Administration officials were somewhat defensive about the president’s plan, saying it was bold and significant even though it was not what Democrats wanted — or what candidate Trump embraced. In a round of television interviews on Friday morning, Alex M. Azar II, the secretary of health and human services, said the president’s plan included “over 50 different initiatives — very sophisticated, the kind of thing you’d expect from a CEO like Donald Trump, getting at the real heart of the business problem.”
Azar said on the Fox Business Network that the president’s plan would “unleash those who negotiate for us with the greater powers of the private sector” to obtain good deals.
In trade negotiations, the White House wants to put pressure on other countries to increase the prices of brand-name drugs, with the expectation that pharmaceutical companies would then lower prices here at home.
America’s trading partners “need to pay more because they’re using socialist price controls, market access controls, to get unfair pricing,” said Azar, a former top executive at the drugmaker Eli Lilly and Co. “And they’re doing it on the backs of their patients.
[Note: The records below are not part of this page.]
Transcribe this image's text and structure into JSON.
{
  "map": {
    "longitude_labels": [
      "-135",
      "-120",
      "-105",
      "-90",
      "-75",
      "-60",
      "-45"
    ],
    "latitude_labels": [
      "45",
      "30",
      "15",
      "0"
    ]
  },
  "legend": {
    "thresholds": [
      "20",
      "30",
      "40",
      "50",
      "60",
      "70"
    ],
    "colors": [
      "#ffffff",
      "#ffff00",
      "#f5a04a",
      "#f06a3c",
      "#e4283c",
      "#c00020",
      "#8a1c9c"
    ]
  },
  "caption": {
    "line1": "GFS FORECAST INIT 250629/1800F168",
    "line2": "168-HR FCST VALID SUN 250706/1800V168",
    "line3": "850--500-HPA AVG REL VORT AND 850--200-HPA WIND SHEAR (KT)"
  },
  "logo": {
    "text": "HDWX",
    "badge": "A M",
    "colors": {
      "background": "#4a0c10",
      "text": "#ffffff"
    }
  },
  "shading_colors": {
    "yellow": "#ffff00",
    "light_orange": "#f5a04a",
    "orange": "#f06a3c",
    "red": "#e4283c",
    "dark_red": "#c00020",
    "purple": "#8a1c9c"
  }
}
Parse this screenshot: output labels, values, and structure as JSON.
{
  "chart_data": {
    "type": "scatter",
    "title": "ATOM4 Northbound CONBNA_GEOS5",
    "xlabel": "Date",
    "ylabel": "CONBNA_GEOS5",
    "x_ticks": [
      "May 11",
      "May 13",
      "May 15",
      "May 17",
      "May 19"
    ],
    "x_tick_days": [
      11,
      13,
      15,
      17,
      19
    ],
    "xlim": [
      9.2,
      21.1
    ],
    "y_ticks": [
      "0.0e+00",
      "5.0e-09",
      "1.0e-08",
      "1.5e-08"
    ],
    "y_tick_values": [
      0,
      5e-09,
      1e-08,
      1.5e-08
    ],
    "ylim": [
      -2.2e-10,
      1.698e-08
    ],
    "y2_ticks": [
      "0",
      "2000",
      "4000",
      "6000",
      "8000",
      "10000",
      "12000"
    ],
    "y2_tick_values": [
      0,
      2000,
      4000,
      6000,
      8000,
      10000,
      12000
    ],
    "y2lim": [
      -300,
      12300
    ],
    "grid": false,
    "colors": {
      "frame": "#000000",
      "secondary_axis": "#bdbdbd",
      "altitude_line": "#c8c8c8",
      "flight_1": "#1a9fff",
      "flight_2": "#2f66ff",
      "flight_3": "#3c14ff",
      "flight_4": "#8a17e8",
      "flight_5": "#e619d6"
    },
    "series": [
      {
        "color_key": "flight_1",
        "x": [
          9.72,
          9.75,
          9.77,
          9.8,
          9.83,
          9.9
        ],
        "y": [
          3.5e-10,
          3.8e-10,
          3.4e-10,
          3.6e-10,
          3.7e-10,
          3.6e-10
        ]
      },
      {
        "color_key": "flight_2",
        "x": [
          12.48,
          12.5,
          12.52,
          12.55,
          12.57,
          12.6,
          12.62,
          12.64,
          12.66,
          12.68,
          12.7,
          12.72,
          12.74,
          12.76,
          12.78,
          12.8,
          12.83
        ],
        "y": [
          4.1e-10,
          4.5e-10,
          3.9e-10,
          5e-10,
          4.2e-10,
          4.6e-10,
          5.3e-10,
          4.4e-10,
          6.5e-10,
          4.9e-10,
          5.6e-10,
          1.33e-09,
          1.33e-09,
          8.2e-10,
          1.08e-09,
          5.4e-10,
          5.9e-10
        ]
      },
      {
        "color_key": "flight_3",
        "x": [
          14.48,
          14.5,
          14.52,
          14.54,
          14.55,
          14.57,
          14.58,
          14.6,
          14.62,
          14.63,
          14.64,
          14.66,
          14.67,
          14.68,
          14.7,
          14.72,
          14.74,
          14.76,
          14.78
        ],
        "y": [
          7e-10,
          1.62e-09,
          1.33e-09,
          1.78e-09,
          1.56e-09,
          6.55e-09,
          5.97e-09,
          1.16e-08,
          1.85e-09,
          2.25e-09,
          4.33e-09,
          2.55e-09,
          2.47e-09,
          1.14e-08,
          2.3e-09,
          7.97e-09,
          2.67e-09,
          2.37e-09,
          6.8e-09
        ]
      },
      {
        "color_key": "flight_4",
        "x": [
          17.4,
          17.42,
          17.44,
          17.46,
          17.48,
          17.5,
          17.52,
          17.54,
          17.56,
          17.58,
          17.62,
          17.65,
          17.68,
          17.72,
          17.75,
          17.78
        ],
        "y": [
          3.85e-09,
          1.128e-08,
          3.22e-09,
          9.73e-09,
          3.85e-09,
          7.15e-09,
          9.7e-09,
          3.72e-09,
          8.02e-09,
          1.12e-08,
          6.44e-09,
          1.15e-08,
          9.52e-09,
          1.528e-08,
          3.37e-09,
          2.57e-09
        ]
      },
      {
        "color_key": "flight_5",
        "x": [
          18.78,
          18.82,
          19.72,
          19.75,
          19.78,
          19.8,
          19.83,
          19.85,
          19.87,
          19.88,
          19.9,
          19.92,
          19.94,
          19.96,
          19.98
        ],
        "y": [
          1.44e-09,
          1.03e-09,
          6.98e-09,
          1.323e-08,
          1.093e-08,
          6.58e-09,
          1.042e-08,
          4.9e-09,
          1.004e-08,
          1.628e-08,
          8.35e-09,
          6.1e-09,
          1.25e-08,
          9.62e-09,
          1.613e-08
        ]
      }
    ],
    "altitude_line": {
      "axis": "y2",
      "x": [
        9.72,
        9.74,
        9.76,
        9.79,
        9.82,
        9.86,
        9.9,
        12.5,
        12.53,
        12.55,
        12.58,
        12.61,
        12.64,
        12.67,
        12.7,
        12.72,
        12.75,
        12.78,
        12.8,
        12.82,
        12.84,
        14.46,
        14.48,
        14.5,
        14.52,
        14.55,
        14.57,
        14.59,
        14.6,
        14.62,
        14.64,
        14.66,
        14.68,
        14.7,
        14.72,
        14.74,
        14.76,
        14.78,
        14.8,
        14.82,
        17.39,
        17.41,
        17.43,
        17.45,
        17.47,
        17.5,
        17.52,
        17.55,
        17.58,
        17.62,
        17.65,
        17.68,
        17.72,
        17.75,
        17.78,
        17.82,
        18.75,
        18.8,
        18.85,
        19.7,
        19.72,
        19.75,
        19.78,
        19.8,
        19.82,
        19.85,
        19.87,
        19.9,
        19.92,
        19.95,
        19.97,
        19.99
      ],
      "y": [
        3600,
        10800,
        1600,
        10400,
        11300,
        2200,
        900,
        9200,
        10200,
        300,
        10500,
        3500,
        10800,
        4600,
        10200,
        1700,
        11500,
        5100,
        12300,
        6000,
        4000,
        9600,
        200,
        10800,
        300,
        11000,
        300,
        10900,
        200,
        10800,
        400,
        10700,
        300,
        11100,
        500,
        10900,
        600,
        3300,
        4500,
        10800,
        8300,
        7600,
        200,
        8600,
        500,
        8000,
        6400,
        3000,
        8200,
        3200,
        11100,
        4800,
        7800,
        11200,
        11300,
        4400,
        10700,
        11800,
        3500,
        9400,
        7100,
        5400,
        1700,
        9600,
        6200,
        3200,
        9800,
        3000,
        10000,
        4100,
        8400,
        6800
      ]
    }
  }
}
God help you if you get cancer in some of these countries.”
Other nations, also struggling with high drug prices, scorned Trump’s advice on this issue.
“Drug manufacturers in the United States set their own prices, and that is not the norm elsewhere in the world,” a spokesman for the 28-member European Union said on Friday. “EU member states have government entities that either negotiate drug prices or decide not to cover drugs whose prices they deem excessive. No similar negotiating happens in the U.S.”
Dr. Mitchell Levine, the chairman of Canada’s Patented Medicine Prices Review Board, which reviews prices to ensure they are not excessive, said in an interview, “With our price regulations, drug companies are still making profits — just lower profits than in the United States.”